Des images qui montreraient «un mauvais traitement» de chiens de traîneau ont été publiées sur les réseaux sociaux mardi.

Expédition Mi-loup: un cas de maltraitance discutable [VIDÉO]

Des vidéos montrant «un mauvais traitement» de chiens de traîneau ont été publiées sur les réseaux sociaux mercredi. Elles ont rapidement été partagées et dénoncées par des milliers de personnes. La gravité des actions posées semble toutefois discutable.
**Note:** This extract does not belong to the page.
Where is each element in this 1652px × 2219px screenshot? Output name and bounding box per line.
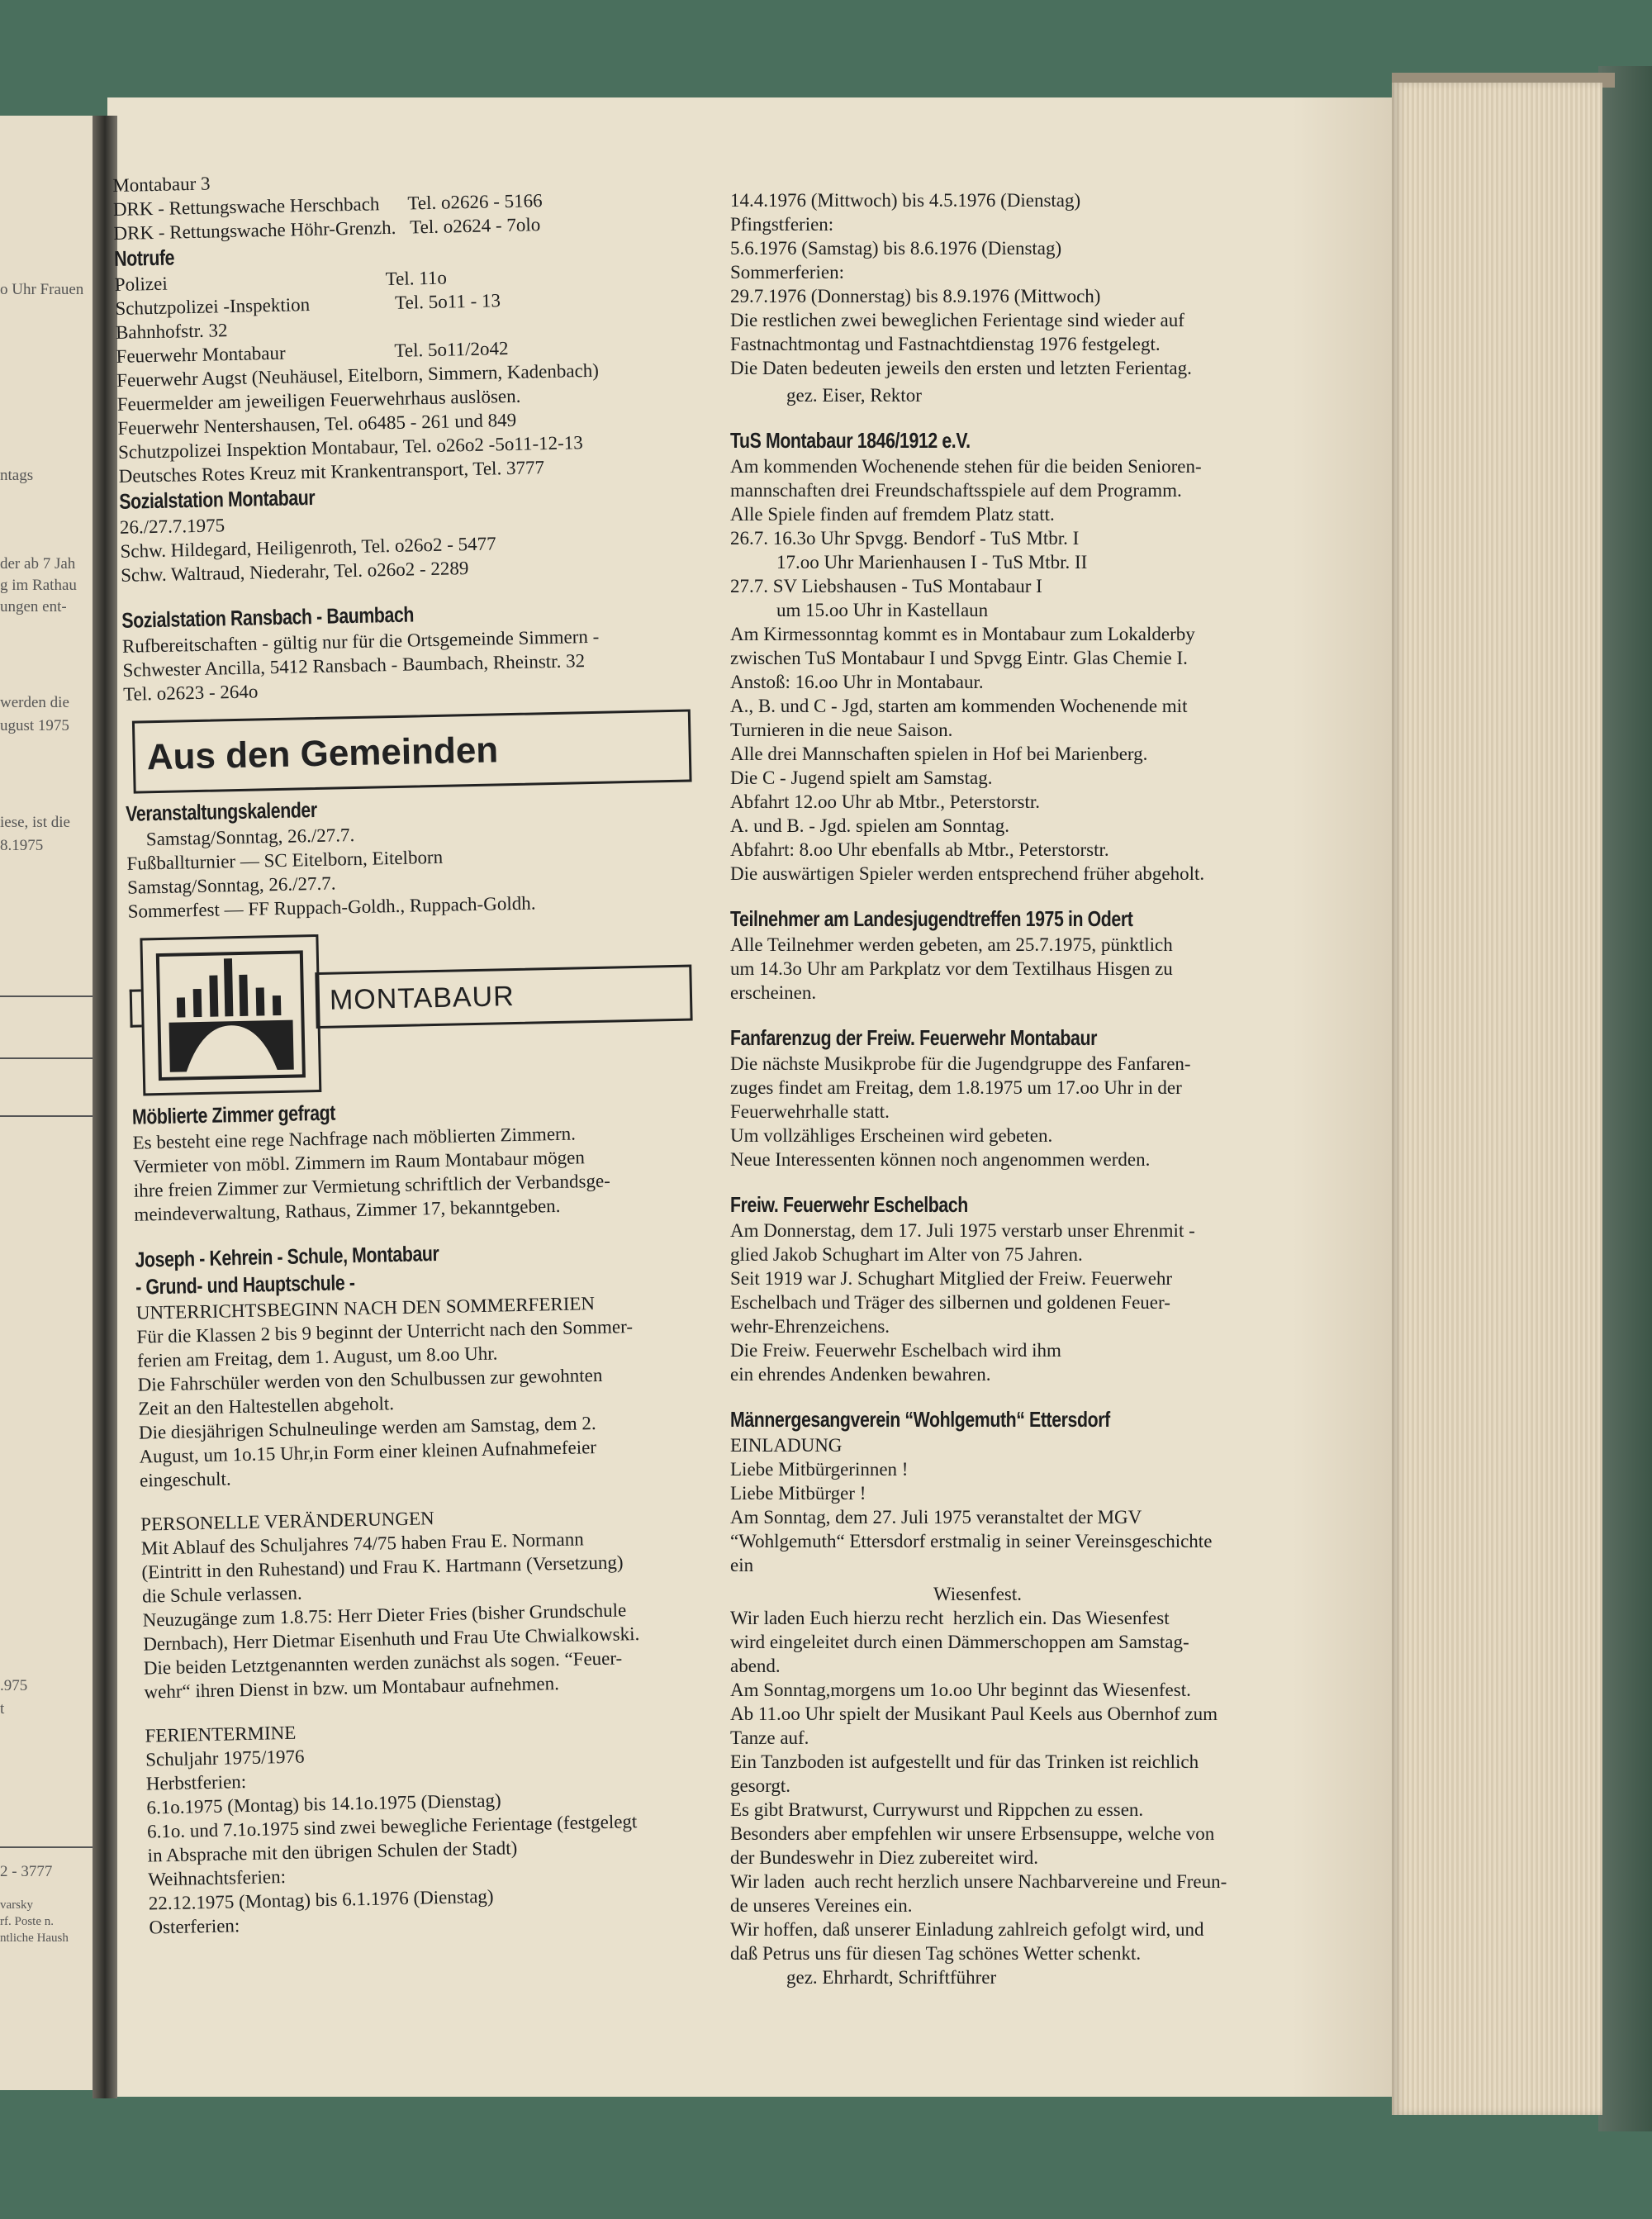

Plusieurs citoyens ont rapidement formulé des plaintes au ministère de l’Agriculture, des Pêcheries et de l’Alimentation du Québec (MAPAQ), ils y dénoncent le comportement des employés d’Expédition Mi-loup, entreprise située sur l’île d’Orléans.

La page Facebook de l’entreprise, qui offre des balades à traîneau tiré par les chiens, a rapidement été bombardée de messages haineux, à l’intention des employés qui sont filmés en train de frapper les chiens de race Husky. 

«Ils ont frappé les chiens violemment carrément devant nous», explique Mélina-Anne Shaffer, qui regrette maintenant d’avoir payé pour une activité avec les chiens de traîneau. 

«J’ai commencé à filmer après les coups de poing, j’ai pogné la dernière claque, mais ce que j’ai vu était bien pire. Les gens me disent qu’ils ont vu des situations similaires partout... ça n’a pas de bon sens», poursuit-elle. 

Selon elle et les membres de sa famille qui l’ont accompagnée, les animaux étaient laissés dans de sales conditions, avec un bidon de plastique pour niche. Les vidéos ont aussi enregistré les cris des chiens qui semblaient plaintifs pour la plupart des internautes. 

«Les chiens sont traités comme des objets sans avoir d’espace ni d’eau à leur disposition pour bien survivre. Mes chiens sont sortis de la [piste] et un [employé] est venu les frapper à coups de pied dans le ventre, coups de poing dans face et un autre [employé] m’a dit que c’était ma faute s’il le frappait, car j’avais mal dirigé mon traîneau!» dénonce la cliente qui a publié les vidéos sur son compte Facebook.

Il a été impossible jeudi de joindre les employés d’Expédition Mi-loup. Toutefois, l’employé filmé alors qu’il donne un coup à un chien se défend sur Facebook; dans une conversation avec un internaute, dont Le Soleil a obtenu copie, il dit agir ainsi pour «empêcher les chiens de se battre» et parce qu’il «n’a pas le choix». 

Empêcher la bagarre

«Une bagarre de chiens huskies, ça peut dégénérer, sur la vidéo, le guide a donné une tape. Ça peut même être plus agressif, selon moi. Ce sont des chiens de meute, ils s’arrachent des oreilles si on les laisse se battre, on n’a pas le choix d’utiliser la force», témoigne un guide de chiens ayant travaillé plus de cinq ans dans les chenils, préférant s’exprimer anonymement.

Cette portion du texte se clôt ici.